Deus declara que infligiu pragas devastadoras sobre as colheitas de Israel como um juízo por seus pecados, mas o povo não se voltou para Ele em arrependimento.
Explicação Histórica
As pragas mencionadas ('queimadura' - 'shod' em hebraico, possivelmente uma praga de fogo ou calor intenso; 'ferrugem' - 'yerek' em hebraico, talvez uma doença fúngica ou um mofo; 'locusta' - 'arbeh' em hebraico, referindo-se a gafanhotos) representam juízos divinos severos e destrutivos sobre a agricultura, a base da subsistência de Israel.
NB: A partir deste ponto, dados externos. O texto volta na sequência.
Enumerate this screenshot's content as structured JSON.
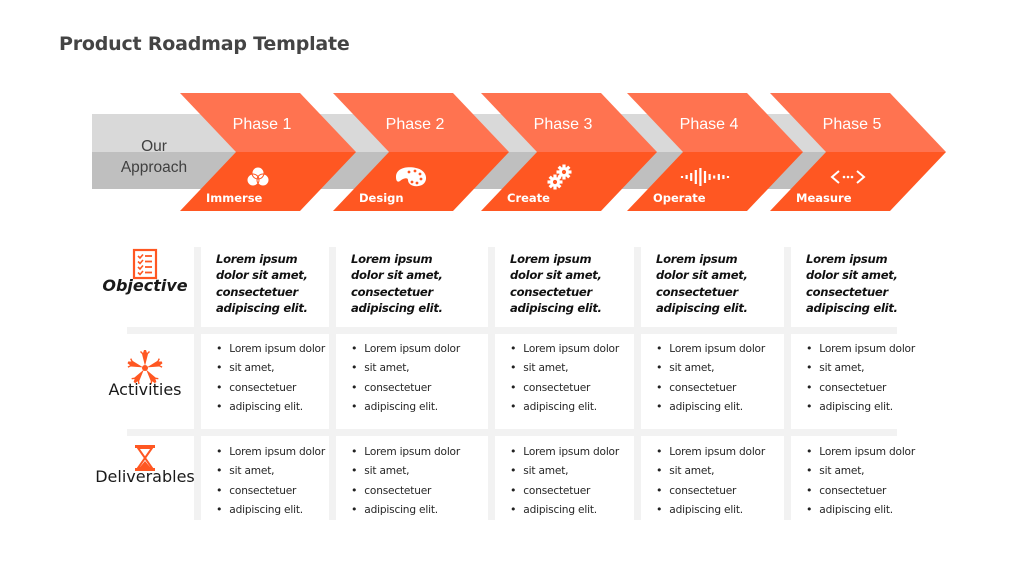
{
  "title": "Product Roadmap Template",
  "colors": {
    "accent_light": "#ff7350",
    "accent_dark": "#ff5722",
    "band_light": "#d9d9d9",
    "band_dark": "#bfbfbf",
    "grid_line": "#f2f2f2"
  },
  "approach": {
    "line1": "Our",
    "line2": "Approach"
  },
  "phases": [
    {
      "label": "Phase 1",
      "stage": "Immerse",
      "icon": "venn-circles-icon"
    },
    {
      "label": "Phase 2",
      "stage": "Design",
      "icon": "palette-icon"
    },
    {
      "label": "Phase 3",
      "stage": "Create",
      "icon": "gears-icon"
    },
    {
      "label": "Phase 4",
      "stage": "Operate",
      "icon": "sound-wave-icon"
    },
    {
      "label": "Phase 5",
      "stage": "Measure",
      "icon": "code-brackets-icon"
    }
  ],
  "rows": [
    {
      "label": "Objective",
      "icon": "checklist-icon"
    },
    {
      "label": "Activities",
      "icon": "team-hands-icon"
    },
    {
      "label": "Deliverables",
      "icon": "hourglass-icon"
    }
  ],
  "objectives": [
    [
      "Lorem ipsum",
      "dolor sit amet,",
      "consectetuer",
      "adipiscing elit."
    ],
    [
      "Lorem ipsum",
      "dolor sit amet,",
      "consectetuer",
      "adipiscing elit."
    ],
    [
      "Lorem ipsum",
      "dolor sit amet,",
      "consectetuer",
      "adipiscing elit."
    ],
    [
      "Lorem ipsum",
      "dolor sit amet,",
      "consectetuer",
      "adipiscing elit."
    ],
    [
      "Lorem ipsum",
      "dolor sit amet,",
      "consectetuer",
      "adipiscing elit."
    ]
  ],
  "activities": [
    [
      "Lorem ipsum dolor",
      "sit amet,",
      "consectetuer",
      "adipiscing elit."
    ],
    [
      "Lorem ipsum dolor",
      "sit amet,",
      "consectetuer",
      "adipiscing elit."
    ],
    [
      "Lorem ipsum dolor",
      "sit amet,",
      "consectetuer",
      "adipiscing elit."
    ],
    [
      "Lorem ipsum dolor",
      "sit amet,",
      "consectetuer",
      "adipiscing elit."
    ],
    [
      "Lorem ipsum dolor",
      "sit amet,",
      "consectetuer",
      "adipiscing elit."
    ]
  ],
  "deliverables": [
    [
      "Lorem ipsum dolor",
      "sit amet,",
      "consectetuer",
      "adipiscing elit."
    ],
    [
      "Lorem ipsum dolor",
      "sit amet,",
      "consectetuer",
      "adipiscing elit."
    ],
    [
      "Lorem ipsum dolor",
      "sit amet,",
      "consectetuer",
      "adipiscing elit."
    ],
    [
      "Lorem ipsum dolor",
      "sit amet,",
      "consectetuer",
      "adipiscing elit."
    ],
    [
      "Lorem ipsum dolor",
      "sit amet,",
      "consectetuer",
      "adipiscing elit."
    ]
  ]
}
A frase 'não vos convertestes a mim' (hebraico: 'lo shavtem 'elai') significa literalmente 'vocês não retornaram a mim', indicando uma falha em se voltar em arrependimento e obediência ao Senhor.
Interpretação Doutrinária
Este texto reafirma a soberania de Deus sobre todas as nações e sobre a natureza, usando juízos para disciplinar Seu povo pecador. Ele demonstra a santidade de Deus e Seu desagrado com a idolatria e a injustiça, que eram os pecados predominantes em Israel na época. A exortação ao 'retorno' ('teshuvah') sublinha a doutrina do arrependimento como um passo essencial para a restauração do relacionamento com Deus, um tema central na teologia bíblica e pentecostal.
Aplicação Prática
Ainda que Deus use circunstâncias adversas e provações na vida do crente para nos chamar ao arrependimento e à santificação, não devemos nos desesperar. Ao contrário, devemos examinar nossa vida, reconhecer nossas falhas e nos voltar para Deus com um coração contrito e desejo de obedecer, buscando a Sua graça e perdão.
Precauções de Leitura
É um erro interpretar essas pragas como meros acidentes naturais ou apenas como punições genéricas. O texto as apresenta claramente como juízos divinos intencionais contra um povo específico em resposta à sua desobediência. Não se deve isolar este versículo para justificar qualquer sofrimento como punição direta, sem considerar o contexto geral da relação de Deus com Seu povo e a necessidade de arrependimento.